Escludere dal diritto e privilegio di tenere la sua lectio magistralis ad una delle menti più acute del pensiero universitario come Joseph Ratzinger, è segno di intolleranza, di timore di perdere i propri privilegi, di evitare il confronto sulla base dell’uso a tutto campo della ‘ragione’ che si pretenderebbe l’unico strumento umano disponibile lungo la ricerca della verità; un traguardo che non può non essere unitario attorno a una natura che ha di per se carattere olistico anche per i materialisti.
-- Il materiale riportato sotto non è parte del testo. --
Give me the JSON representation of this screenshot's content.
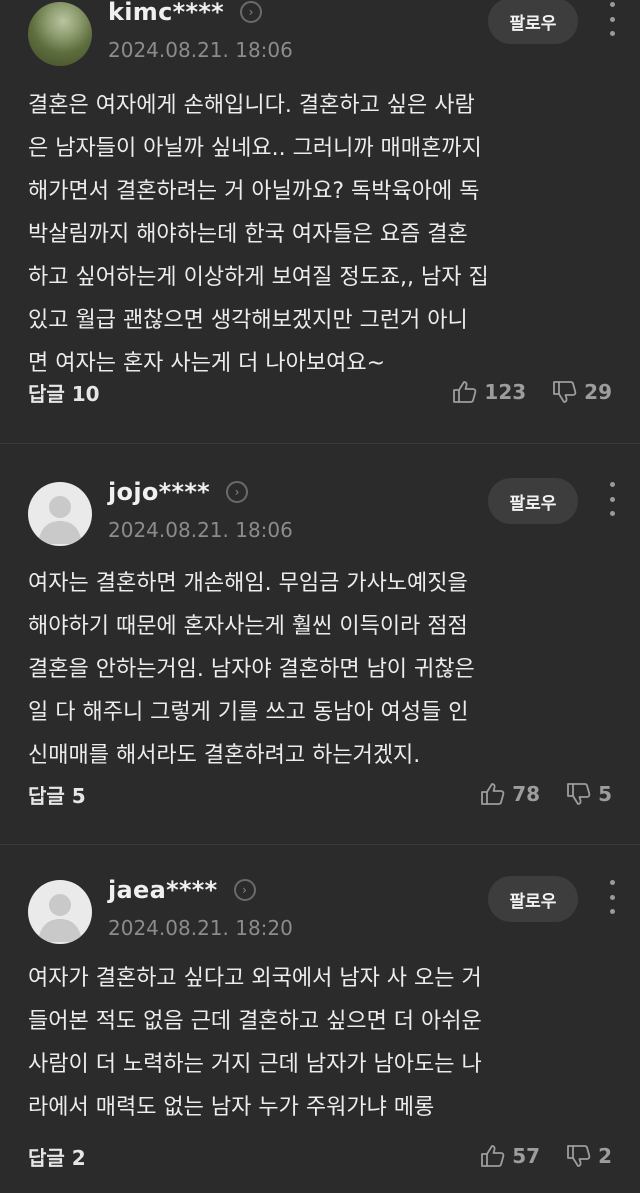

Negare diritto per via legislativa alla ricerca ‘negazionista’ sui fatti denominati ‘olocausto’ e negare diritto di dignità universitaria a chi svolge ricerca in discipline metafisiche sono due segni eclatanti dell’intolleranza di tipo para-fascista che domina la società intellettuale oggi.
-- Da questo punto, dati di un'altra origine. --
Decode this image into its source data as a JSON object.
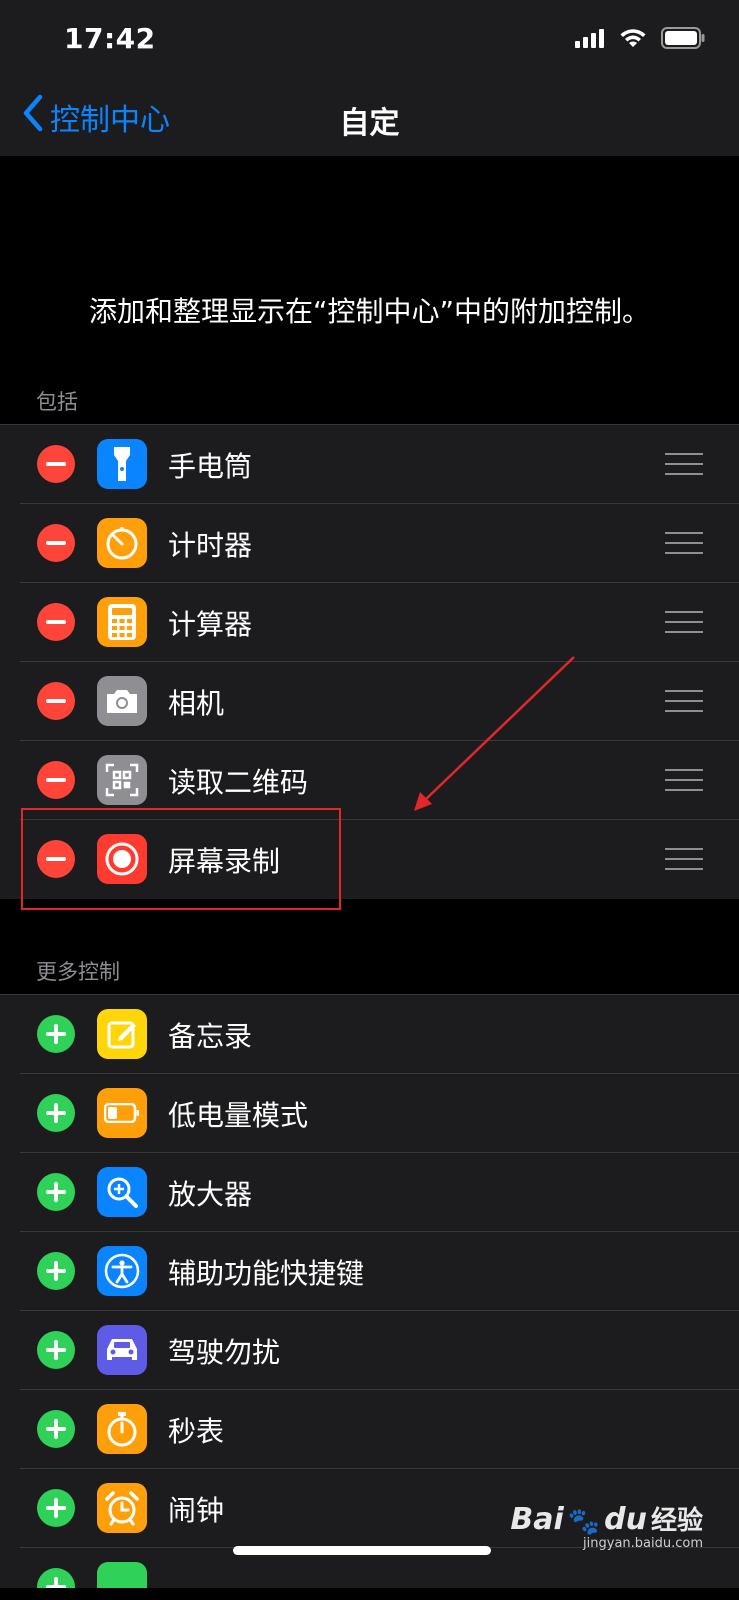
{
  "status_bar": {
    "time": "17:42"
  },
  "nav": {
    "back_label": "控制中心",
    "title": "自定"
  },
  "description": "添加和整理显示在“控制中心”中的附加控制。",
  "included": {
    "header": "包括",
    "items": [
      {
        "label": "手电筒",
        "icon": "flashlight-icon",
        "color": "#0a84ff"
      },
      {
        "label": "计时器",
        "icon": "timer-icon",
        "color": "#ff9f0a"
      },
      {
        "label": "计算器",
        "icon": "calculator-icon",
        "color": "#ff9f0a"
      },
      {
        "label": "相机",
        "icon": "camera-icon",
        "color": "#8e8e93"
      },
      {
        "label": "读取二维码",
        "icon": "qr-code-icon",
        "color": "#8e8e93"
      },
      {
        "label": "屏幕录制",
        "icon": "screen-record-icon",
        "color": "#ff3b30"
      }
    ]
  },
  "more": {
    "header": "更多控制",
    "items": [
      {
        "label": "备忘录",
        "icon": "notes-icon",
        "color": "#ffd60a"
      },
      {
        "label": "低电量模式",
        "icon": "low-power-icon",
        "color": "#ff9f0a"
      },
      {
        "label": "放大器",
        "icon": "magnifier-icon",
        "color": "#0a84ff"
      },
      {
        "label": "辅助功能快捷键",
        "icon": "accessibility-icon",
        "color": "#0a84ff"
      },
      {
        "label": "驾驶勿扰",
        "icon": "car-icon",
        "color": "#5e5ce6"
      },
      {
        "label": "秒表",
        "icon": "stopwatch-icon",
        "color": "#ff9f0a"
      },
      {
        "label": "闹钟",
        "icon": "alarm-icon",
        "color": "#ff9f0a"
      }
    ]
  },
  "watermark": {
    "brand": "Bai",
    "brand_suffix": "du",
    "cn": "经验",
    "url": "jingyan.baidu.com"
  },
  "colors": {
    "accent": "#0a84ff",
    "remove": "#ff453a",
    "add": "#30d158",
    "annotation": "#e0282c"
  }
}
Migliorare questa società escludendo ogni riconoscimento ai molti solidi ponti costruiti ormai dai ricercatori più noti in discipline quali la psicologia, la logica, la fisica stessa nelle sue congetture quantistiche e cosmo-logiche non è semplicemente possibile in quanto nega la stessa possibilità di arricchire il linguaggio adottato dalla scienza per scambiare conoscenze di alta suggestione tra discipline che resterebbero inevitabilmente in caso diverso sterili patrimoni settoriali; non ‘universitari’.

Se quello di cui discutevano Giannino ed i suoi ospiti fosse un comitato incaricato di fissare con le sue scelte di assegnazione delle risorse finanziarie disponibili, le politiche della ricerca, non lo si può affidare a deputati e senatori ma deve disporre di una sua autonomia decisionale; ciò per gli impatti indiretti che le sue scelte hanno sul sistema industriale del paese e sui comportamenti dei consumatori nazionali nel lungo termine.

Per lo stesso motivo però non ve ne possono essere esclusi proprio i cultori delle conoscenze di minore peso diretto sugli aspetti tecnologici che resterebbero quindi i monopolisti nella determinazione d’una crescita industriale che risulterebbe alla mercè del solo positivismo materialista oggi egemone della scena scientifica.

Occorre rendersi ormai conto che la ricerca costruisce un nuovo potere istituzionale che deve ricercare un equilibrio di pesi e contrappesi coi tre tradizionali ‘poteri’ (esecutivo, legislativo, giurisdizionale).

Ma per analogia la discussione ha sollevato un simile problema esistente oggi nei moderni regimi liberal-democratici; il potere della ‘divulgazione scientifica’ – o media.

Analoga dignità (e responsabilità istituzionali) infatti dovrebbe finalmente ricevere anche il ‘quarto potere’ denunciato con suggestiva chiarezza divulgativa da Orson Welles in ‘Citizen Kane’. Esso non può essere assoggettato a direttive politiche ma, se lasciato istituzionalmente ‘irresponsabile’, è esso a prevaricare gli equilibri instabili correnti tra i tre tradizionali cui è affidata la sopravvivenza della ‘liberal-democrazia’ Occidentale.